In matters of great importance, one has to try as much as possible to make minimal mistakes. I was sitting down one day trying to mind my own business, something that was getting harder each day to do, when I got a bright idea. You know how it is with bright ideas; they come and cause an explosion in the head and before you know, you need to urinate all of a sudden because it seeps through you and the only way to not explode from the excitement is to use the toilet. Well, that happened too.
I had this idea that it would be a nice thing to learn how to balance things on my head, you know. To learn how to walk beautifully and tall with so much balance like those African people in the magazines. I had one in front of me that day. She looked absolutely gorgeous like she had feathers on her head instead of a big calabash with water. So effortless and I wanted to try it. I was fourteen and looked like I could live a long life if I lived peacefully. But looking back, I imagine I couldn’t be bothered by such ideas. All I wanted was to balance something heavy on my head. Nothing else really mattered.
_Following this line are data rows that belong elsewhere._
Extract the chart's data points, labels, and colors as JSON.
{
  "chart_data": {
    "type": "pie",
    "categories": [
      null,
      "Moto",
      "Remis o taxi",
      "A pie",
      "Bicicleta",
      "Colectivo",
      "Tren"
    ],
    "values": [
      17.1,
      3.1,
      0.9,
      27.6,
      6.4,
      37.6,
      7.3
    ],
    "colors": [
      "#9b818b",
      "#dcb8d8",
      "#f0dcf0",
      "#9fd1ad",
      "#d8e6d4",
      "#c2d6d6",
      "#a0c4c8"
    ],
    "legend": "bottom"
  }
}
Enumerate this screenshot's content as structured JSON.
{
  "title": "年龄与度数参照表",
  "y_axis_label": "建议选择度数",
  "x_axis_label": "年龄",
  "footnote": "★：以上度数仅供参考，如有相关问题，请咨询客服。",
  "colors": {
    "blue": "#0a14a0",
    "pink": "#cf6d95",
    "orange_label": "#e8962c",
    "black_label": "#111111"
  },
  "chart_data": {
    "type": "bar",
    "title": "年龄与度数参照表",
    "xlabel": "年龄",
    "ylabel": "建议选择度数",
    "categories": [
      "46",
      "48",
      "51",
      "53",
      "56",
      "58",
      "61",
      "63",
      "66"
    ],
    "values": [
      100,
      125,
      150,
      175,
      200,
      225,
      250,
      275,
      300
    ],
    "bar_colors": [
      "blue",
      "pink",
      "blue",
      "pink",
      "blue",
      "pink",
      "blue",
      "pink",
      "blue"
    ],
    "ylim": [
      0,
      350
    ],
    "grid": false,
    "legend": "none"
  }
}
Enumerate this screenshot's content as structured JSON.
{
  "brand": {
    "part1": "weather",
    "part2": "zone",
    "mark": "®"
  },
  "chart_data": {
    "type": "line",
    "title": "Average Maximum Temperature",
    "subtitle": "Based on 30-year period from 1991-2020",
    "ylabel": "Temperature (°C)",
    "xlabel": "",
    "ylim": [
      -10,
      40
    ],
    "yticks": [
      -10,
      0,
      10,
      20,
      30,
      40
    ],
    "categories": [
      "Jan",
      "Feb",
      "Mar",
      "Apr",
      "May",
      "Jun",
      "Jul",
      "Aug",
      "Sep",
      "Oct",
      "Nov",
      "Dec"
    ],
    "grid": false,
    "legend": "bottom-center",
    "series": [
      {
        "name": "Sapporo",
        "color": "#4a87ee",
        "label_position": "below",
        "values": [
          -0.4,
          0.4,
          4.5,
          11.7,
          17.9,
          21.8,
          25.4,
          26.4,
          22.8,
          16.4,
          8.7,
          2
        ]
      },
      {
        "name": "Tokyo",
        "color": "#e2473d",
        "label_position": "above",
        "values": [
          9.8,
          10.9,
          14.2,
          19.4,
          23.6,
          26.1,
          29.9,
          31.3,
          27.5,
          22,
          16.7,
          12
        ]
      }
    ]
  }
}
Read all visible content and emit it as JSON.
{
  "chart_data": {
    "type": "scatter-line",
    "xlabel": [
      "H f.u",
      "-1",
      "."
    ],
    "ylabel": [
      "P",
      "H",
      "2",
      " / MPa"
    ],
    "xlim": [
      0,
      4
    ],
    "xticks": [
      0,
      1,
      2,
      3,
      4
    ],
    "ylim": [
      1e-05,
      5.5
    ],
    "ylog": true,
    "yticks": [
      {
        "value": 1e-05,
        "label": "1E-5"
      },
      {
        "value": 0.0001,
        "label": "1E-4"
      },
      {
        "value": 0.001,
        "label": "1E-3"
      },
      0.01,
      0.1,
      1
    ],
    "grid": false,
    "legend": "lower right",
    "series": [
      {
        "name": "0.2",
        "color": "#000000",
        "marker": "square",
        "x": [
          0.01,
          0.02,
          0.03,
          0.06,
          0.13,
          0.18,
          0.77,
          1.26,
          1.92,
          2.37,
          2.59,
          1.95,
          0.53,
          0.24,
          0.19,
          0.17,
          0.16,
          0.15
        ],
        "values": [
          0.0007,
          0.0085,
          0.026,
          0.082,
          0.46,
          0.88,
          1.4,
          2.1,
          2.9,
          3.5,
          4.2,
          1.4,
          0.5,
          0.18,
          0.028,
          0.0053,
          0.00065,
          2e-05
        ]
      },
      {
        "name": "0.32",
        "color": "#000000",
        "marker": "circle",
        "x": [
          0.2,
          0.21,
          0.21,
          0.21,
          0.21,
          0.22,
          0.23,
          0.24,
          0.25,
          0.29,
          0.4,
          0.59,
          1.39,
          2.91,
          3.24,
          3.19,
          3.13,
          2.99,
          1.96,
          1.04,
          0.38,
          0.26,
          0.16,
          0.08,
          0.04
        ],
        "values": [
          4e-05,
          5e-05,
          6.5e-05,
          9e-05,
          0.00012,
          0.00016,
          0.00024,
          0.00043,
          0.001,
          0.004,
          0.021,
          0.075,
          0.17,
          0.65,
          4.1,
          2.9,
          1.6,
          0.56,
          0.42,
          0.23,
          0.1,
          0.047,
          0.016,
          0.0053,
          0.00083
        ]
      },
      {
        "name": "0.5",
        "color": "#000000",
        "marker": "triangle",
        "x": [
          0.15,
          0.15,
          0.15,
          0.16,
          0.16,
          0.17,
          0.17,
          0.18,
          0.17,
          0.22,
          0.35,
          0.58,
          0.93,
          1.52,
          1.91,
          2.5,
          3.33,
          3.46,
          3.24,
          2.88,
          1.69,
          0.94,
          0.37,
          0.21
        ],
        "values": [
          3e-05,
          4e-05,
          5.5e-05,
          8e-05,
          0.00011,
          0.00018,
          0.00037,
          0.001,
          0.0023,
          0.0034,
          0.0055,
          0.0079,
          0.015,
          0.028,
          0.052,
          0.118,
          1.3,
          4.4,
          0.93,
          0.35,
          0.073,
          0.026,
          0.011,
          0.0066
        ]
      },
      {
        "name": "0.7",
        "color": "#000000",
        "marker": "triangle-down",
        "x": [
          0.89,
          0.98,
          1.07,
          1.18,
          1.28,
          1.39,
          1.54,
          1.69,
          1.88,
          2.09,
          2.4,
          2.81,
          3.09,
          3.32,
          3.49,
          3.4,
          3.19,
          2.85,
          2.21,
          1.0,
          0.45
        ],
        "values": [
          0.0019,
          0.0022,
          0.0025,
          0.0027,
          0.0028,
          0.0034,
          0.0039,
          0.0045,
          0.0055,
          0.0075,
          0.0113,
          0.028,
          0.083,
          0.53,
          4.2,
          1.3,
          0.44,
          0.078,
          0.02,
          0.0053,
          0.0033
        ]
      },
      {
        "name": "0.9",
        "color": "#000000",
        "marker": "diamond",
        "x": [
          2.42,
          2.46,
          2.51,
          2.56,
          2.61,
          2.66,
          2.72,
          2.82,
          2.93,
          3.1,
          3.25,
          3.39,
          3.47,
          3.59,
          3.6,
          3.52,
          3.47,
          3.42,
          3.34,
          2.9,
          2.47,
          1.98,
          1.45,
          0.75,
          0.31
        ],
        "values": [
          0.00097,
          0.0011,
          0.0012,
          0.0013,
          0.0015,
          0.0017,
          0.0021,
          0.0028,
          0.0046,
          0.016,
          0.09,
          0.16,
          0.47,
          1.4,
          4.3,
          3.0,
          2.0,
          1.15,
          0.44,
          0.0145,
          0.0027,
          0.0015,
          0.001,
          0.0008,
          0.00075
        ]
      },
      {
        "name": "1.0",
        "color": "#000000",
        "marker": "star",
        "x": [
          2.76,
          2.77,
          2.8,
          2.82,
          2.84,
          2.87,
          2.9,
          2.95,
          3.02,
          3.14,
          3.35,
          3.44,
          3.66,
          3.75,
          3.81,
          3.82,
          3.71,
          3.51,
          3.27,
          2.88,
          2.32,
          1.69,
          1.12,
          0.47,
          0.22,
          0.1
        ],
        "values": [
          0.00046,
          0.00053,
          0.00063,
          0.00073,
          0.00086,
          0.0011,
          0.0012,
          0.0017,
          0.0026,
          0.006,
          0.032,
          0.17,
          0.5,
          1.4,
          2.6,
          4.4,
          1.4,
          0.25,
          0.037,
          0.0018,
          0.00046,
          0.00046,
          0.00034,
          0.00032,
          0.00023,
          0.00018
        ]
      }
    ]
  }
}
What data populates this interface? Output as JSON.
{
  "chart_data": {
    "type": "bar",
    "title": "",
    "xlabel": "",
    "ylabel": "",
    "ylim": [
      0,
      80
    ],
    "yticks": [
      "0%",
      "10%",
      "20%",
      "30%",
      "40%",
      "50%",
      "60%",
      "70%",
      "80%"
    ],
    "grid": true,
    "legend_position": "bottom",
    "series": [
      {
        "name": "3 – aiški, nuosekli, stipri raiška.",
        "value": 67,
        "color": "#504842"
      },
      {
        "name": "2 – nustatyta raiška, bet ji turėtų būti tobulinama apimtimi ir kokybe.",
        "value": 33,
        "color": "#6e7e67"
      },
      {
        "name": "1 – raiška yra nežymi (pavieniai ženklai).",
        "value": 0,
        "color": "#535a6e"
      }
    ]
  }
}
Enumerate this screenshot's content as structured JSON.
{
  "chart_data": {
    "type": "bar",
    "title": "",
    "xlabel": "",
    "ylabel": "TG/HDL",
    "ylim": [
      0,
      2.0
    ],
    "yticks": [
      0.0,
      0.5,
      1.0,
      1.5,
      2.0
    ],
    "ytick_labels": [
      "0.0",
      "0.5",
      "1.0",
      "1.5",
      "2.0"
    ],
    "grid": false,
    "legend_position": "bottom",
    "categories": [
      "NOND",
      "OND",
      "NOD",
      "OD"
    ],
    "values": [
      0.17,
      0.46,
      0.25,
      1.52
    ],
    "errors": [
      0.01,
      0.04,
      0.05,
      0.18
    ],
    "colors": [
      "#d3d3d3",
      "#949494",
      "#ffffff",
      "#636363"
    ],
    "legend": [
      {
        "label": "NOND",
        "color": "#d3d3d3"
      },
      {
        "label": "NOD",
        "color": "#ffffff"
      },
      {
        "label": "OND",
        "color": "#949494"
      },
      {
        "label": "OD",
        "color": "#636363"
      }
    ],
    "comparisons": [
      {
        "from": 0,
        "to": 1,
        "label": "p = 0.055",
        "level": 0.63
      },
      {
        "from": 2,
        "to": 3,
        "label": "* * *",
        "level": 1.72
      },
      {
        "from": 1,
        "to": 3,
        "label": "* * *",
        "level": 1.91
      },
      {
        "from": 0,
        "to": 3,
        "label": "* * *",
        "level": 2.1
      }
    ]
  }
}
First things first. I had to look for something heavy to place on my head. My parents were at work and I was on a two week break from school, so I had all the quiet I needed to search properly. I practiced with my books by stacking them high up, then with empty basins, I made progress and continued to the flower pot filled with soil. I made a lot of progress in hours and was pleased with myself. I wish I had remained in that state, but ambition can be a nag and so I wasn’t content, so much so that when my mother had visitors from her women’s singing group come over one Saturday for a get together, I thought it a good idea to practice some more. My object? The huge food flask my mother had placed the jollof rice for six women in. Yea, for some reason it was a good choice. I placed it on my head with some effort, smiled to myself and there my happiness ended. The boom that followed when that flask fell was enough to crush my lungs, and make me an amputee. I wanted to turn into dust from the horror. The lid had come off and the rice covered the tiles floor like maggots. I kept hearing “ the dead come to life” by Jonathan Thulin. I felt dead but I was still breathing and it didn’t feel like the sort of resurrection anyone would want.
My mother rushed in and things got pretty blurry. I cannot recollect much except that I was surprised my ears had not extended to Yoda’s length when I checked it out in the mirror. It was so red and hot from so much pulling that day. My disheveled mother had to make do with snacks and everyone had to manage to be happy somehow. I’ve not stopped balancing things on my head though, but I know how to pick my objects better.